Big TVs for the big game / Valentine's chocolates

February 1, 2012 4:08:33 PM PST
There are lots of sales on TVs right before the Super Bowl.

But how do you know if the television that's on sale is going to be a great set in the long run? Consumer Reports' tests can help you find a TV that really scores.

The Consumer Reports TV labs are lined with dozens of LCD and plasma sets. Each television faces more than 10 tests. One sizes up picture quality at an angle in order to find out how far to the side you can sit and still get a good view. In general, plasmas don't have a viewing angle issue, but it's a mixed bag when it comes to LCDs.

Testers also evaluate black levels in different lights on plasmas and LCDs. Even in bright light, LCDs hold their black levels. But on some plasmas, the image washes out.

Consumer Reports also evaluates sound quality. As TVs got slimmer, sound quality suffered. But the latest tests show that audio is improving.

And what about 3D? With more and more sets offering 3D as a feature, Consumer Reports created special test patterns to assess the quality of the 3D picture. Some of the top-rated sets are 3D, and still provide excellent 2D picture quality. But you will pay more for a 3D set.

When purchasing a TV, Consumer Reports says people often buy a set that's too small for their room.
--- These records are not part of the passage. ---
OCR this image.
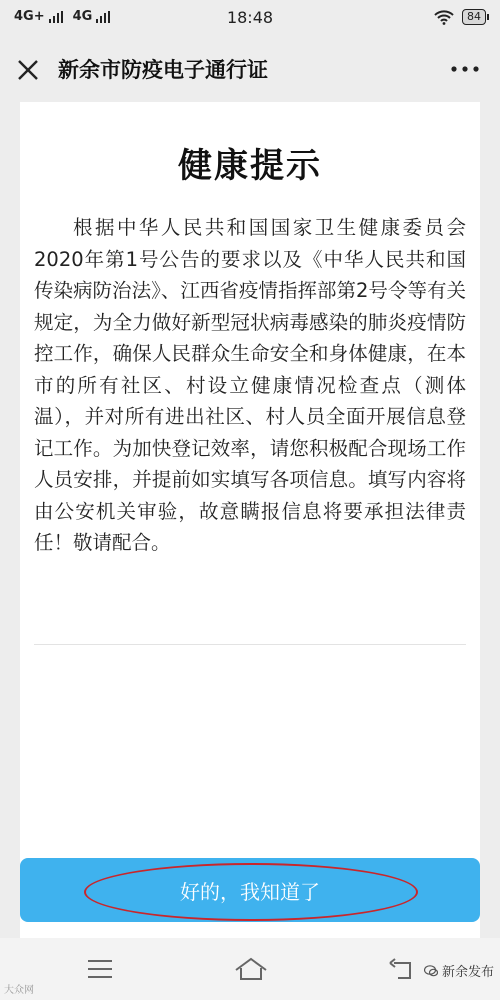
4G+ 4G	18:48	84
新余市防疫电子通行证
健康提示

根据中华人民共和国国家卫生健康委员会2020年第1号公告的要求以及《中华人民共和国传染病防治法》、江西省疫情指挥部第2号令等有关规定，为全力做好新型冠状病毒感染的肺炎疫情防控工作，确保人民群众生命安全和身体健康，在本市的所有社区、村设立健康情况检查点（测体温），并对所有进出社区、村人员全面开展信息登记工作。为加快登记效率，请您积极配合现场工作人员安排，并提前如实填写各项信息。填写内容将由公安机关审验，故意瞒报信息将要承担法律责任！敬请配合。

好的，我知道了
大众网
新余发布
For instance, if you sit 8 to 10 feet away from your TV, consider a 50- to 60-inch screen.

The 60-inch Panasonic Viera TC-P60S30 is a plasma that rated excellent for picture quality and has good black levels and audio. It costs $1,400. And the remote is very easy to use.
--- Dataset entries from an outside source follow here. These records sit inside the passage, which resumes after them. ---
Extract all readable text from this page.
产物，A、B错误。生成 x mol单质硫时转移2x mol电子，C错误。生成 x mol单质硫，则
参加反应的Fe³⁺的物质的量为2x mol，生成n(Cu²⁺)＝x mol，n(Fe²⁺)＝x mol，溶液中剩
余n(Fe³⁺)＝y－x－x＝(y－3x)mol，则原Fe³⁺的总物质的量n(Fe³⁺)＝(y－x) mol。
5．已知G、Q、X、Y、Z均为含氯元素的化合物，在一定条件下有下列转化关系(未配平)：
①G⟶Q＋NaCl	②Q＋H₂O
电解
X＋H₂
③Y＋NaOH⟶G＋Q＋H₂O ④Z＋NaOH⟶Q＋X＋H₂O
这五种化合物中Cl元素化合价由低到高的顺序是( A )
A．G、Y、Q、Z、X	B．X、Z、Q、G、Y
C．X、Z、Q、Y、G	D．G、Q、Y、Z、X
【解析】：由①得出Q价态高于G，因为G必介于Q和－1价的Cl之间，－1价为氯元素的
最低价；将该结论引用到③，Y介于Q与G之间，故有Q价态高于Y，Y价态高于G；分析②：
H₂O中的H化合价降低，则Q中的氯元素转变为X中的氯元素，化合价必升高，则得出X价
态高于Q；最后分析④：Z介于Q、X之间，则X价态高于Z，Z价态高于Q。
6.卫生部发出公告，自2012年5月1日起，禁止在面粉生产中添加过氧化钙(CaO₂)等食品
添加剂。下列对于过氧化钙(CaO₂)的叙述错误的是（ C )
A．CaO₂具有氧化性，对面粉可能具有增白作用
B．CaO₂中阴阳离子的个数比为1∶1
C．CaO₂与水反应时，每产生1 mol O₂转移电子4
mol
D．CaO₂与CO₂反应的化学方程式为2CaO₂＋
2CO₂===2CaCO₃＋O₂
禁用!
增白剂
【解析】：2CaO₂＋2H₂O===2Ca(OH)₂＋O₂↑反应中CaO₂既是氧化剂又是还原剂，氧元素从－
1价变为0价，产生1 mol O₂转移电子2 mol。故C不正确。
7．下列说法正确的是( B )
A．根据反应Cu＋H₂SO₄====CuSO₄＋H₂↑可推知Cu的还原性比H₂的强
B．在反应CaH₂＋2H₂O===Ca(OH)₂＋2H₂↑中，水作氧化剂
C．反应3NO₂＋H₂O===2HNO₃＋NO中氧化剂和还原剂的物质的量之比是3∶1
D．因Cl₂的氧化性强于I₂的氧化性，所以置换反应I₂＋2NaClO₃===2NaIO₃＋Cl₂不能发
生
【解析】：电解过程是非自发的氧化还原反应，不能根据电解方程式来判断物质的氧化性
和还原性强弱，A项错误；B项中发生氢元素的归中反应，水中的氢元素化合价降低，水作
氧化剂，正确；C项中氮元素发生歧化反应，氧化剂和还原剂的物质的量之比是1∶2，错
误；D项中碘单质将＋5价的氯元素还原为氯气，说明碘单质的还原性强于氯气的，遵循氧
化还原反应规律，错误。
If that's a little too much TV for your budget, the same set comes in a 50-inch size. The Panasonic Viera TC-P50S30 also rated very good, and it costs $800.


Americans spend more than $700 million on chocolate for Valentine's Day, according to the National Confectioners Association. But what's the best tasting chocolate for the money? Consumer Reports taste testers have sampled more than 30 boxes of gift chocolates to help you.
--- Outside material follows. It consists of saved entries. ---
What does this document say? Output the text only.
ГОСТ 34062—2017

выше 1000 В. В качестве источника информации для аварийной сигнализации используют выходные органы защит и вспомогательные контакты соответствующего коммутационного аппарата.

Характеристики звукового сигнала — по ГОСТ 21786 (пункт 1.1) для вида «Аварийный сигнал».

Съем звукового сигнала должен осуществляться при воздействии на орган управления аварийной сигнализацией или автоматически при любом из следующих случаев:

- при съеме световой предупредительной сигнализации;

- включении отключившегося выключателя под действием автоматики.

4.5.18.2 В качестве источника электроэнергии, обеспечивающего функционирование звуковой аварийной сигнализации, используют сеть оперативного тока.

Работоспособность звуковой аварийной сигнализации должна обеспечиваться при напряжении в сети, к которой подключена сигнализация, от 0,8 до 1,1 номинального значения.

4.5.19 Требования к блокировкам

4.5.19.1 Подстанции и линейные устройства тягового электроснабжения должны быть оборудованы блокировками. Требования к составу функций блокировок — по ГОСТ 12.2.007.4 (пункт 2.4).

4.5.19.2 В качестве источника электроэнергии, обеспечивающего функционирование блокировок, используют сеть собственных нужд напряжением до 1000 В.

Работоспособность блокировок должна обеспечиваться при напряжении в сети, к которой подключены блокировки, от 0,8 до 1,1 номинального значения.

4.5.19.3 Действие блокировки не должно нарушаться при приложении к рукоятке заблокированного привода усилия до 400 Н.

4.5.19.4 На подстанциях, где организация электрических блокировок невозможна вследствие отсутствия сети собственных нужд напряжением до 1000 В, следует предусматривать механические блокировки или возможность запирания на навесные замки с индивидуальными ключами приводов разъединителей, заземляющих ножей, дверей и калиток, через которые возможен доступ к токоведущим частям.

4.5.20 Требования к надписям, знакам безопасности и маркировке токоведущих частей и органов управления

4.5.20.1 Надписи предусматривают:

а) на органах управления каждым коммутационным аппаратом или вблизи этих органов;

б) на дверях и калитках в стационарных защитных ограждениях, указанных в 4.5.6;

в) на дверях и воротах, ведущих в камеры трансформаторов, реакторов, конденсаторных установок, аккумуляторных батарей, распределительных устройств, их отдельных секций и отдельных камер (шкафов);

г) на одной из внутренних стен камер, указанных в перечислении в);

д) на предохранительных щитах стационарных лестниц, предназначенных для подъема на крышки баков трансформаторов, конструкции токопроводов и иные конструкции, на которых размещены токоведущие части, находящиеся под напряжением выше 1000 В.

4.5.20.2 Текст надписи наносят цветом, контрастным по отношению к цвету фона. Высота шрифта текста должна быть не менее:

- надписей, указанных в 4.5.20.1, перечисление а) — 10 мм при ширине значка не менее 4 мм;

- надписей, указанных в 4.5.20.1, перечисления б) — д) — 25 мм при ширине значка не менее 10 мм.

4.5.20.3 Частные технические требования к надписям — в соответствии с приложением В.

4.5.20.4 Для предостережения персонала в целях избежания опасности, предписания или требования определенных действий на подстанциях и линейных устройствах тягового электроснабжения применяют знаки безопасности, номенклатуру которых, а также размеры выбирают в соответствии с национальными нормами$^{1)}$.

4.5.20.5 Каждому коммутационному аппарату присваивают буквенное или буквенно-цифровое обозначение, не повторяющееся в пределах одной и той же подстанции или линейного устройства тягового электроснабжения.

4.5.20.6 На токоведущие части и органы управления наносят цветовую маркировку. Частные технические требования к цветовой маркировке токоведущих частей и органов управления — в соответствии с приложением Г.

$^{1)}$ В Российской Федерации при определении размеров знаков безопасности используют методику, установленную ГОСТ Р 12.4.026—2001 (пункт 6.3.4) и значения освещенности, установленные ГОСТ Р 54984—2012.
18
One of the priciest is Richart Petits Collection Intense Ballotin. It goes for $67 plus shipping. But it wasn't the best. The chocolate coatings are chalky, and some of the fillings reminded the taste testers of soap.

Far better, but still pricey - the Norman Love Confections 25-piece Signature Gift Box, with ultrasmooth chocolates and unusual fillings. It costs $49, and with shipping you'll pay more than $60.

But Consumer Reports also found some very good chocolates that cost far less. And you can get them in stores, so you won't have to pay for shipping!

  • Godiva Gold Ballotin 36-piece box, $40, especially if your valentine likes really sweet chocolates.
  • Ferrero Collection Fine Assorted Confections, just $11. The truffles are flavorful, and the crisp wafer coatings and nuts add interesting texture.
  • See's Assorted Chocolates, around $17 a box.

    Consumer Reports says chocolates are best when eaten fresh. Most last for only 10 days to three weeks, another reason to enjoy them right away.